彗星の住人―無限カノン〈1〉 (新潮文庫)


一八九四年長崎、蝶々さんと呼ばれた芸者の悲恋から全てが始まった。息子JBは母の幻を追い、米国、満州、焼跡の日本を彷徨う。三代目蔵人はマッカーサーの愛人に魂を奪われる。そして、四代目カヲルは運命の女・麻川不二子と出会った刹那、禁断の恋に呪われ、歴史の闇に葬られる。恋の遺伝子に導かれ、血族四代の世紀を越えた欲望の行方を描き出す画期的力篇「無限カノン」第一部。


 まず表紙に惹かれて手に取った本。それから文庫の紹介文を読んで一目惚れした本。さらに読み終わってから惚れこんでしまっていることに気づいた本。
 日本の百年を切り取った恋の物語です。


―――戦争も政治も陰謀も全て、恋と結びついているのです。でも、歴史は恋を嫌う。本当は恋と無縁の歴史なんでありはしないのに。(本文P308、3行目より)

―――旅は君が生まれるはるか以前、曾祖父の代から始まっていた。リレーでもしてるみたいに旅のバトンは祖父に渡り、父に受け継がれ、そして君に回ってきた。君の一族の旅はもう百年以上に渡って続いている。(本文p8、6行目より)


 一人称でもなく、三人称でもなく、二人称の文体。噂には聞いたことありましたけど、読むのは初めてでした。でも別に終始それというわけでもないし、物語を占める回想は三人称なのでそこまで違和感は無かったです。むしろ新鮮でおもしろかった。

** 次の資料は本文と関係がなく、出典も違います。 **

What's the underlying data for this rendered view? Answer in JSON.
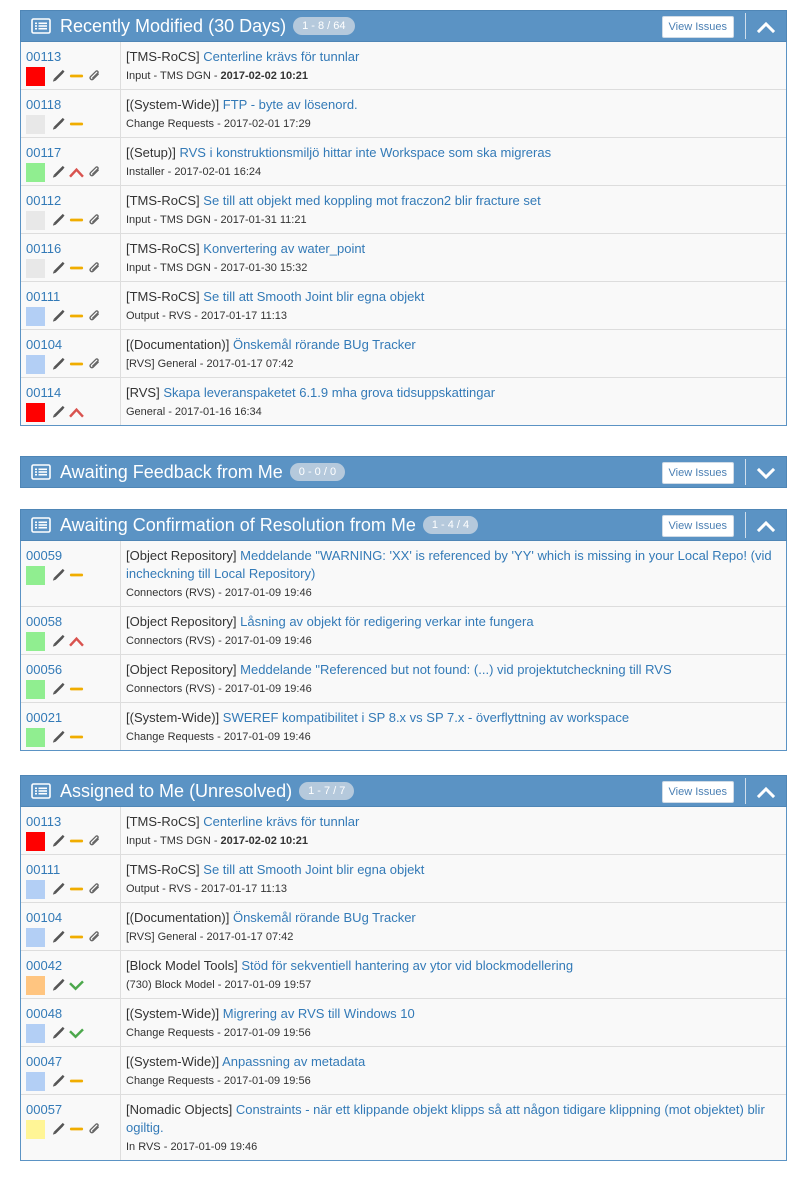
{
  "colors": {
    "header": "#5b93c4",
    "link": "#337ab7",
    "priority_red": "#ff0000",
    "priority_green": "#90ee90",
    "priority_grey": "#e8e8e8",
    "priority_blue": "#b3cff5",
    "priority_orange": "#ffc580",
    "priority_yellow": "#fff596"
  },
  "widgets": [
    {
      "title": "Recently Modified (30 Days)",
      "badge": "1 - 8 / 64",
      "view_label": "View Issues",
      "collapsed": false,
      "toggle_icon": "chevron-up-icon",
      "rows": [
        {
          "id": "00113",
          "prio": "#ff0000",
          "icons": [
            "pencil",
            "dash",
            "clip"
          ],
          "project": "[TMS-RoCS]",
          "title": "Centerline krävs för tunnlar",
          "category": "Input - TMS DGN",
          "date": "2017-02-02 10:21",
          "bold": true
        },
        {
          "id": "00118",
          "prio": "#e8e8e8",
          "icons": [
            "pencil",
            "dash"
          ],
          "project": "[(System-Wide)]",
          "title": "FTP - byte av lösenord.",
          "category": "Change Requests",
          "date": "2017-02-01 17:29",
          "bold": false
        },
        {
          "id": "00117",
          "prio": "#90ee90",
          "icons": [
            "pencil",
            "up",
            "clip"
          ],
          "project": "[(Setup)]",
          "title": "RVS i konstruktionsmiljö hittar inte Workspace som ska migreras",
          "category": "Installer",
          "date": "2017-02-01 16:24",
          "bold": false
        },
        {
          "id": "00112",
          "prio": "#e8e8e8",
          "icons": [
            "pencil",
            "dash",
            "clip"
          ],
          "project": "[TMS-RoCS]",
          "title": "Se till att objekt med koppling mot fraczon2 blir fracture set",
          "category": "Input - TMS DGN",
          "date": "2017-01-31 11:21",
          "bold": false
        },
        {
          "id": "00116",
          "prio": "#e8e8e8",
          "icons": [
            "pencil",
            "dash",
            "clip"
          ],
          "project": "[TMS-RoCS]",
          "title": "Konvertering av water_point",
          "category": "Input - TMS DGN",
          "date": "2017-01-30 15:32",
          "bold": false
        },
        {
          "id": "00111",
          "prio": "#b3cff5",
          "icons": [
            "pencil",
            "dash",
            "clip"
          ],
          "project": "[TMS-RoCS]",
          "title": "Se till att Smooth Joint blir egna objekt",
          "category": "Output - RVS",
          "date": "2017-01-17 11:13",
          "bold": false
        },
        {
          "id": "00104",
          "prio": "#b3cff5",
          "icons": [
            "pencil",
            "dash",
            "clip"
          ],
          "project": "[(Documentation)]",
          "title": "Önskemål rörande BUg Tracker",
          "category": "[RVS] General",
          "date": "2017-01-17 07:42",
          "bold": false
        },
        {
          "id": "00114",
          "prio": "#ff0000",
          "icons": [
            "pencil",
            "up"
          ],
          "project": "[RVS]",
          "title": "Skapa leveranspaketet 6.1.9 mha grova tidsuppskattingar",
          "category": "General",
          "date": "2017-01-16 16:34",
          "bold": false
        }
      ]
    },
    {
      "title": "Awaiting Feedback from Me",
      "badge": "0 - 0 / 0",
      "view_label": "View Issues",
      "collapsed": true,
      "toggle_icon": "chevron-down-icon",
      "rows": []
    },
    {
      "title": "Awaiting Confirmation of Resolution from Me",
      "badge": "1 - 4 / 4",
      "view_label": "View Issues",
      "collapsed": false,
      "toggle_icon": "chevron-up-icon",
      "rows": [
        {
          "id": "00059",
          "prio": "#90ee90",
          "icons": [
            "pencil",
            "dash"
          ],
          "project": "[Object Repository]",
          "title": "Meddelande \"WARNING: 'XX' is referenced by 'YY' which is missing in your Local Repo! (vid incheckning till Local Repository)",
          "category": "Connectors (RVS)",
          "date": "2017-01-09 19:46",
          "bold": false
        },
        {
          "id": "00058",
          "prio": "#90ee90",
          "icons": [
            "pencil",
            "up"
          ],
          "project": "[Object Repository]",
          "title": "Låsning av objekt för redigering verkar inte fungera",
          "category": "Connectors (RVS)",
          "date": "2017-01-09 19:46",
          "bold": false
        },
        {
          "id": "00056",
          "prio": "#90ee90",
          "icons": [
            "pencil",
            "dash"
          ],
          "project": "[Object Repository]",
          "title": "Meddelande \"Referenced but not found: (...) vid projektutcheckning till RVS",
          "category": "Connectors (RVS)",
          "date": "2017-01-09 19:46",
          "bold": false
        },
        {
          "id": "00021",
          "prio": "#90ee90",
          "icons": [
            "pencil",
            "dash"
          ],
          "project": "[(System-Wide)]",
          "title": "SWEREF kompatibilitet i SP 8.x vs SP 7.x - överflyttning av workspace",
          "category": "Change Requests",
          "date": "2017-01-09 19:46",
          "bold": false
        }
      ]
    },
    {
      "title": "Assigned to Me (Unresolved)",
      "badge": "1 - 7 / 7",
      "view_label": "View Issues",
      "collapsed": false,
      "toggle_icon": "chevron-up-icon",
      "rows": [
        {
          "id": "00113",
          "prio": "#ff0000",
          "icons": [
            "pencil",
            "dash",
            "clip"
          ],
          "project": "[TMS-RoCS]",
          "title": "Centerline krävs för tunnlar",
          "category": "Input - TMS DGN",
          "date": "2017-02-02 10:21",
          "bold": true
        },
        {
          "id": "00111",
          "prio": "#b3cff5",
          "icons": [
            "pencil",
            "dash",
            "clip"
          ],
          "project": "[TMS-RoCS]",
          "title": "Se till att Smooth Joint blir egna objekt",
          "category": "Output - RVS",
          "date": "2017-01-17 11:13",
          "bold": false
        },
        {
          "id": "00104",
          "prio": "#b3cff5",
          "icons": [
            "pencil",
            "dash",
            "clip"
          ],
          "project": "[(Documentation)]",
          "title": "Önskemål rörande BUg Tracker",
          "category": "[RVS] General",
          "date": "2017-01-17 07:42",
          "bold": false
        },
        {
          "id": "00042",
          "prio": "#ffc580",
          "icons": [
            "pencil",
            "check"
          ],
          "project": "[Block Model Tools]",
          "title": "Stöd för sekventiell hantering av ytor vid blockmodellering",
          "category": "(730) Block Model",
          "date": "2017-01-09 19:57",
          "bold": false
        },
        {
          "id": "00048",
          "prio": "#b3cff5",
          "icons": [
            "pencil",
            "check"
          ],
          "project": "[(System-Wide)]",
          "title": "Migrering av RVS till Windows 10",
          "category": "Change Requests",
          "date": "2017-01-09 19:56",
          "bold": false
        },
        {
          "id": "00047",
          "prio": "#b3cff5",
          "icons": [
            "pencil",
            "dash"
          ],
          "project": "[(System-Wide)]",
          "title": "Anpassning av metadata",
          "category": "Change Requests",
          "date": "2017-01-09 19:56",
          "bold": false
        },
        {
          "id": "00057",
          "prio": "#fff596",
          "icons": [
            "pencil",
            "dash",
            "clip"
          ],
          "project": "[Nomadic Objects]",
          "title": "Constraints - när ett klippande objekt klipps så att någon tidigare klippning (mot objektet) blir ogiltig.",
          "category": "In RVS",
          "date": "2017-01-09 19:46",
          "bold": false
        }
      ]
    }
  ]
}
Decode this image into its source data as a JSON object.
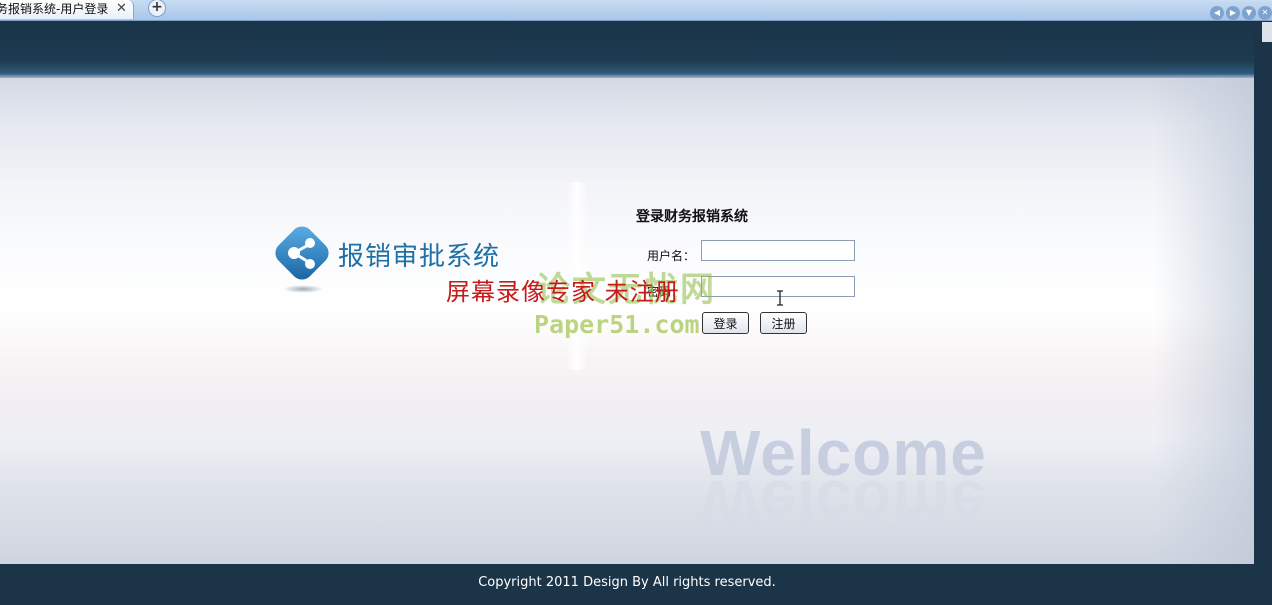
{
  "browser": {
    "tab_title": "务报销系统-用户登录",
    "close_glyph": "✕",
    "newtab_glyph": "+",
    "nav_glyphs": [
      "◀",
      "▶",
      "▼",
      "✕"
    ]
  },
  "logo": {
    "text": "报销审批系统",
    "icon": "share-network-icon"
  },
  "login": {
    "title": "登录财务报销系统",
    "username_label": "用户名：",
    "password_label": "密码：",
    "username_value": "",
    "password_value": "",
    "login_button": "登录",
    "register_button": "注册"
  },
  "watermarks": {
    "recorder": "屏幕录像专家 未注册",
    "site_name": "论文无忧网",
    "site_url": "Paper51.com"
  },
  "welcome_text": "Welcome",
  "footer": {
    "copyright": "Copyright 2011 Design By All rights reserved."
  },
  "colors": {
    "header_bg": "#1b3447",
    "logo_blue": "#1f6fa8",
    "watermark_red": "#c61b1b"
  }
}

 物語は、旅に出て行方不明の父親を探す「君」が父親の話を聞くために伯母の家を訪ねる所から始まります。
 そこで盲目の語り部から聞く一族の壮大な恋の物語。引き裂かれ、忘れ去られ、未だ続いている恋の数々・・・
 タイトルを見たときは一瞬SF物かなー、と思ったんですが、読み終わってみたらすごい納得なタイトル。上手く言えないですけど、恋をする人々は、地上の人間じゃなくて宇宙の彼方の塵と同じなのかもしれません。

 まだ第一部なので早いトコ本屋さんで『美しい魂』買ってきます。この時点でまだ1/3だなんて、ちょっと呆然・・・。続き楽しみです。
 島田さんは初読みなのになんでこんな懐かしいんだ・・・?不思議です。